Il problema non è nato al Sachsenring e non è legato soltanto al weekend del GP Germania della MotoGP 2026. Pecco Bagnaia lo ha detto chiaramente dopo il sesto posto nella gara lunga: sulla sua Ducati GP26 c'è un limite che si porta dietro dalla prima gara della stagione e che il box ufficiale non è ancora riuscito a eliminare.
Il nodo è sempre lo stesso: il grip al posteriore. "Stiamo migliorando tanto ma non abbiamo risolto il problema che abbiamo dalla prima gara, che è quello del grip al posteriore. Non ho aderenza. Non posso usare la ruota posteriore per curvare e accelerare", ha spiegato il piemontese. Un limite che pesa anche sul bilancio della sua prima metà di stagione, alla quale lo stesso 28enne di Chivasso ha dato un voto molto severo (5,5) che non arriva nemmeno alla sufficienza.

Il vero paradosso, però, è interno alla Ducati: mentre Bagnaia continua a inseguire una soluzione nel box ufficiale, una risposta sembra essere già arrivata dal team Gresini. Pecco lo ha detto apertamente, indicando il lavoro fatto con Alex Marquez come una traccia da seguire: "L'unico pilota su Ducati che aveva i miei stessi problemi era Alex. Poi li hanno risolti. Fortunatamente il team Gresini ha fatto un grandissimo passo avanti da Jerez. Spero davvero che questa pausa estiva aiuti la squadra a capire cosa fare", ha infatti detto Pecco.
Inevitabile il paradosso: il team clienti sembra aver trovato una risposta a un problema che il team ufficiale continua a inseguire. Bagnaia ha spiegato che non riesce a usare il posteriore come gli altri piloti Ducati: quando la gomma cala, non può far scivolare la moto in accelerazione perché perde trazione e finisce per forzare troppo sull'anteriore. Il risultato è: sottosterzo, consumo della gomma davanti, consumo del posteriore e difficoltà negli ultimi giri.

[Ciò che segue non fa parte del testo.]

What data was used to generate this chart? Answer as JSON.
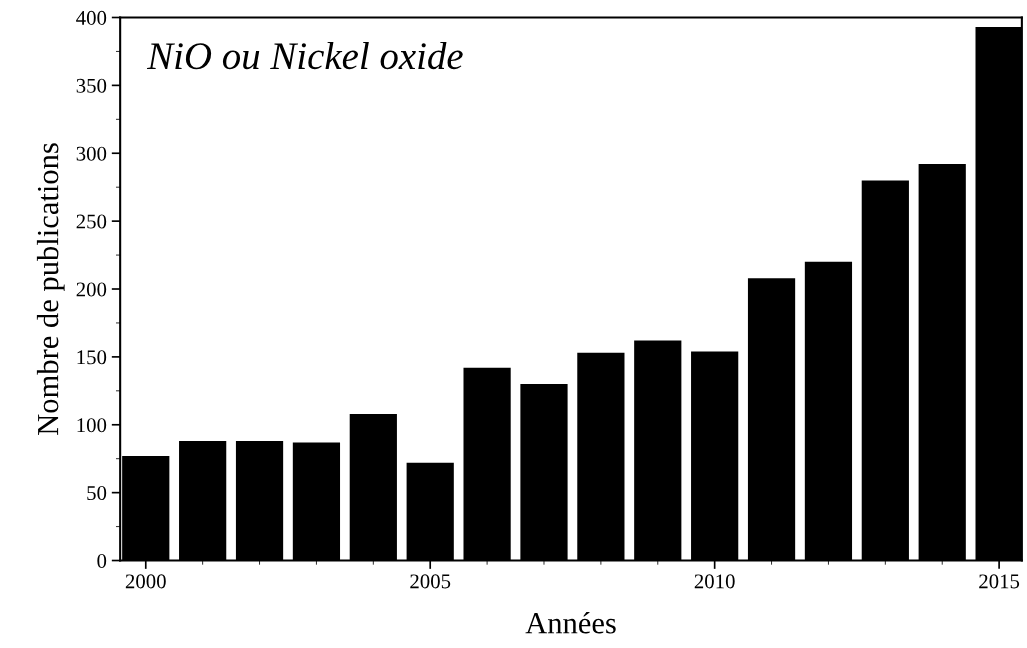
{
  "chart_data": {
    "type": "bar",
    "title": "NiO ou Nickel oxide",
    "xlabel": "Années",
    "ylabel": "Nombre de publications",
    "x": [
      2000,
      2001,
      2002,
      2003,
      2004,
      2005,
      2006,
      2007,
      2008,
      2009,
      2010,
      2011,
      2012,
      2013,
      2014,
      2015
    ],
    "values": [
      77,
      88,
      88,
      87,
      108,
      72,
      142,
      130,
      153,
      162,
      154,
      208,
      220,
      280,
      292,
      393
    ],
    "color": "#000000",
    "xlim": [
      1999.55,
      2015.4
    ],
    "xticks": [
      2000,
      2005,
      2010,
      2015
    ],
    "ylim": [
      0,
      400
    ],
    "yticks": [
      0,
      50,
      100,
      150,
      200,
      250,
      300,
      350,
      400
    ],
    "grid": false
  }
}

Già dopo la Sprint, il torinese aveva ammesso di voler capire soprattutto cosa stesse facendo Alex Marquez: dai dati, secondo lui, il pilota Gresini è quello che riceve più supporto dalla moto e riesce meglio degli altri a farla scivolare senza perdere spinta in uscita. Una differenza enorme, perché sulla GP26 la gestione del posteriore sta diventando il confine tra chi può lottare davanti e chi è costretto a difendersi.
Il caso di Alex Marquez è ancora più significativo perché il salto di qualità del team Gresini è arrivato a stagione in corso. Dopo Jerez, il box guidato da Michele Masini ha evidentemente trovato una direzione efficace sulla stessa base tecnica Ducati, mentre nel box ufficiale Bagnaia continua ancora a brancolare nel buio.

Il Sachsenring ha solo reso tutto più evidente. Il tre volte campione del mondo ha definito il sesto posto nella gara lunga e il settimo nella Sprint "due grandissimi risultati" considerando le enormi difficoltà del weekend, ma il confronto interno resta impietoso: mentre le altre Ducati lottano per podio e vittoria, lui deve ancora rincorrere. E il Mondiale, infatti, per ora non è un pensiero concreto. "Io non posso pensare al titolo", ha difatti ammesso amaramente Bagnaia. Prima bisogna tornare vicino al podio, poi vincere, poi ritrovare continuità. Ma per farlo Ducati deve risolvere il paradosso più scomodo: capire perché la risposta che Gresini e Alex Marquez hanno trovato sulla GP26 non sia ancora arrivata nel box ufficiale.